Campaign aims to end disenrollment in tribes: ‘People have to belong’ | KUOW News and Information

Campaign aims to end disenrollment in tribes: ‘People have to belong’

Feb 8, 2018

The #stopdisenrollment campaign is re-launching today, aimed at getting Native American tribes to stop kicking out members.

Roughly 80 federally recognized tribes in the US have disenrolled members, usually citing reasons such as criminal activity, an error in enrollment, or not having enough native blood.


In Washington state, seven tribes have kicked people out.

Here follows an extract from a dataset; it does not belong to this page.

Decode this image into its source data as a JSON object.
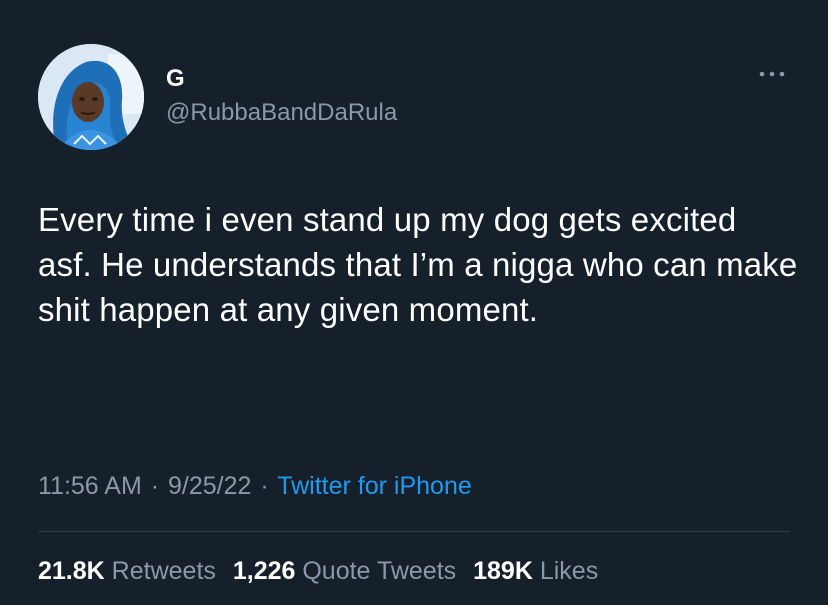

Related: Disenrolled Nooksack member: 'They're playing Russian roulette with my life'

The online campaign to end disenrollment is led by the native actress Irene Bedard, who was the speaking voice of Disney’s Pocahontas.  The campaign originally started in Seattle two years ago, and has also been led by writer Sherman Alexie of the Coeur d'Alene and Spokane tribe.

The Spokane tribe changed its constitution in recent years to make it harder for people to be kicked off its tribal rolls.

“I just feel that people have to belong, and to have someone who has belonged their whole life, and then to tell them they don’t belong, that’s got to be pretty tragic,” said Carol Evans, chairwoman of the Spokane tribe.

It's a common practice for tribes to base enrollment on the fraction of native blood a person has ​— also known as blood quantum. Eric Eberhard, who teaches indigenous law courses at the University of Washington, said the federal Bureau of Indian Affairs introduced blood quantum to tribes decades ago as an eradication effort. 

"It’s the BIA imposing a policy intended to assimilate the tribes ... and bring about the end of the existence of the tribes," Eberhard said. 

Battles over disenrollment can involve family vendettas, power or money — especially if a tribe has a casino.

The most notable case of disenrollment in Washington state right now involves the Nooksack tribe near Bellingham. The tribe has been trying to kick out about 300 of its members for more than five years.

That battle has led to federal oversight and the withholding of tens of millions of federal and state dollars from the tribe.

A tribal council election two months ago would have ended that oversight and settled questions of who's a member of the tribe. But the federal government still has not certified that election amid allegations of voter fraud.